Melihat data-data di atas maka pada masa lalu peran militer terutama TNI sedemikian dominan. Sebaliknya khusus pada masa pemerintahan Jokowi terutama pada masa periode kedua ini peran Polri demikian dominan. Khususnya terlihat dari jabatan Kepala BIN yang dijabat oleh seorang Purnawirawan Jenderal yang terjegal pada saat mencalonkan diri menjadi calon Kapolri. Serta institusi BIN adalah kebanyakan adalah orang-orang dari latar belakang militer. Jadi Polisi membawahi militer, sungguh suatu anomali walaupun tidak diharamkan. Walaupun sebelumnya kebanyakan kepala BIN adalah dari TNI bahkan alumni dari kesatuan elit Kopassus.
Sebenarnya gejala peran anggota polri dikehidupan politik dan birokrasi pada masa sekarang terlihat makin dominan. Beberapa contoh bisa jadi menunjukan hal tersebut. Seperti misalnya dimana pernah seorang jenderal polisi menjadi direktur Jenderal Imigrasi. Walaupun setelah ada persoalan mencuatnya buron Harun Masiku kemudian beliaunya diganti di tengah jalan.
Gejala yang paling kelihatan dilapisan paling bawah adalah munculnya petugas Babinkantibmas untuk Polri di desa atau kelurahan, dimana lembaga ini setara dengan Babinsa dari TNI. Padahal di zaman Orde hanya Babinsa dari TNI yang bisa sampai ke desa untuk membina keamanan dan ketertiban di desa. Krena hal itu menyangkut pengawasan teritorial.

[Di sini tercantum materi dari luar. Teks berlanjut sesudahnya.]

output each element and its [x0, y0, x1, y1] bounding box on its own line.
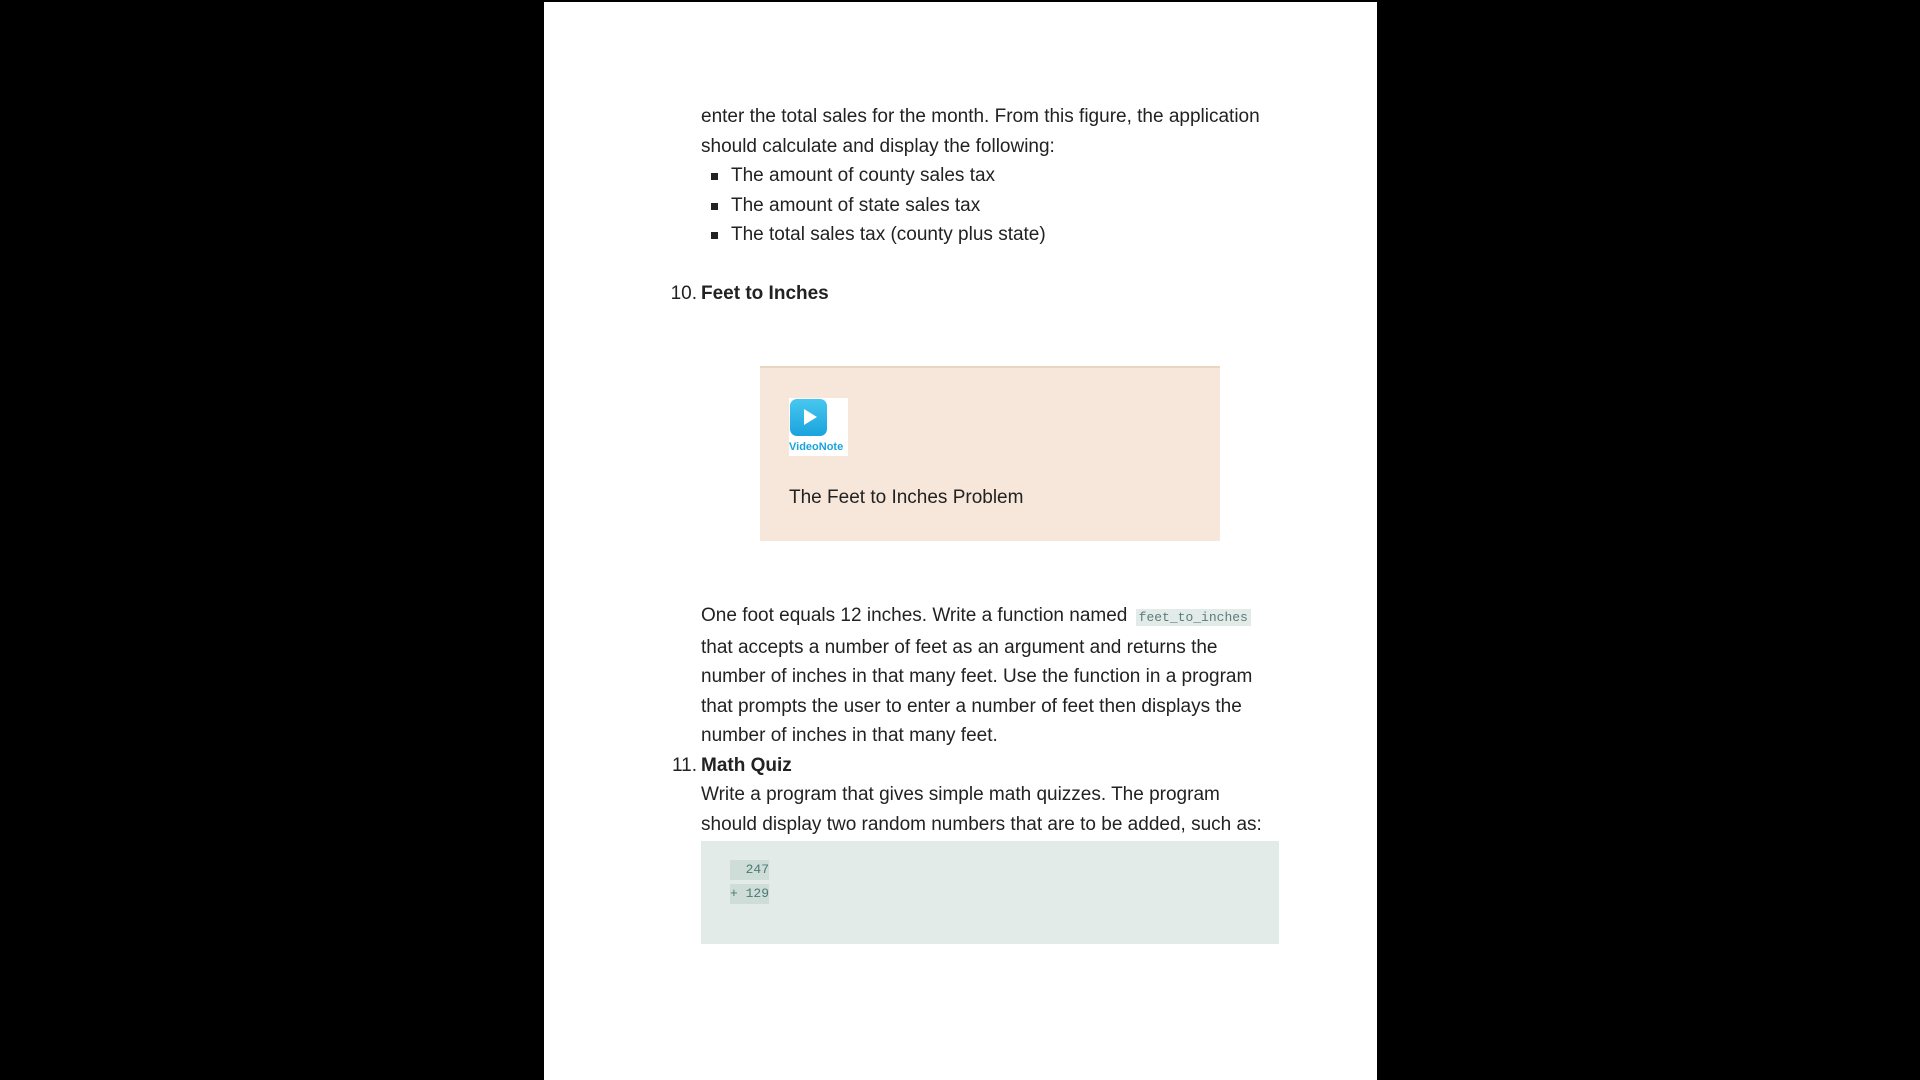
exercise-10	[670, 279, 1279, 751]
exercise-10-body	[701, 601, 1279, 751]
list-item: The amount of county sales tax	[711, 161, 1279, 191]
exercise-10-body-start: One foot equals 12 inches. Write a function named	[701, 605, 1128, 626]
exercise-11-body: Write a program that gives simple math quizzes. The program should display two random numbers that are to be added, such as:	[701, 784, 1262, 835]
sales-tax-list	[701, 161, 1279, 250]
list-item: The amount of state sales tax	[711, 191, 1279, 221]
videonote-box[interactable]	[760, 366, 1220, 541]
function-name-code: feet_to_inches	[1136, 609, 1251, 626]
videonote-logo-label: VideoNote	[789, 441, 844, 453]
exercise-11-number: 11.	[671, 754, 697, 776]
exercise-10-number: 10.	[670, 282, 697, 304]
list-item: The total sales tax (county plus state)	[711, 220, 1279, 250]
videonote-logo[interactable]	[789, 398, 848, 456]
exercise-10-body-end: that accepts a number of feet as an argument and returns the number of inches in that many feet. Use the function in a program that prompts the user to enter a number of feet then displays the number of inches in that many feet.	[701, 636, 1253, 746]
intro-paragraph: enter the total sales for the month. From this figure, the application should calculate and display the following:	[701, 106, 1260, 157]
code-line: 247	[730, 860, 769, 880]
videonote-title: The Feet to Inches Problem	[789, 487, 1024, 508]
document-content	[670, 102, 1279, 944]
code-block	[701, 841, 1279, 944]
exercise-11-heading: Math Quiz	[701, 754, 792, 776]
document-page	[544, 2, 1377, 1080]
exercise-11	[671, 751, 1279, 945]
exercise-10-heading: Feet to Inches	[701, 282, 829, 304]
play-icon[interactable]	[790, 399, 827, 436]
code-line: + 129	[730, 884, 769, 904]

Belum lagi posisi strategis seperti Mendagri dan ketua KPK adalah dua institusi yang sangat strategis. Kementrian Dalam Negeri pada masa Orde baru hampir sebagian besar adalah dari militer (TNI), jarang dari polisi yang diberi kepercayaan untuk duduk di posisi tersebut. Sedangkan KPK adalah lembaga yang bisa menentukan karir politik seseorang.Ketika seorang politisi tersandung masalah dengan KPK hampir dipastikan hancur karir politiknya ketika terbukti di persidangan. Seperti kasus Anas urbaningrum yang digadang-gadang sebagai salah satu calon pemimpin masa depan.
***
Fenomena diterjunkannya pasukan Brimob yang merupakan kesatuan elit kepolisian dibandingan pasukan TNI seperti Kopassus atau tim pasukan elit lainnya dari TNI dalam menumpas aksi terorisme di Poso serta Papua guna mengatasi gerakan pengacau di Papua, juga bisa dikatakan sebagai menguatnya peran kepolisian dalam isu keamanan negara.Dimana hal ini sebenarnya domain TNI. Sehingga ada sebagian kalangan pengamat militer mengatakan bahwa seandainya pasukan elit TNI diterjunkan untuk menumpas aksi teroris di Poso dan Papua sejak awal maka akan cepat selesai. Karena dari segi penguasaan medan dan taktik serta strategi TNI dianggap lebih mumpuni.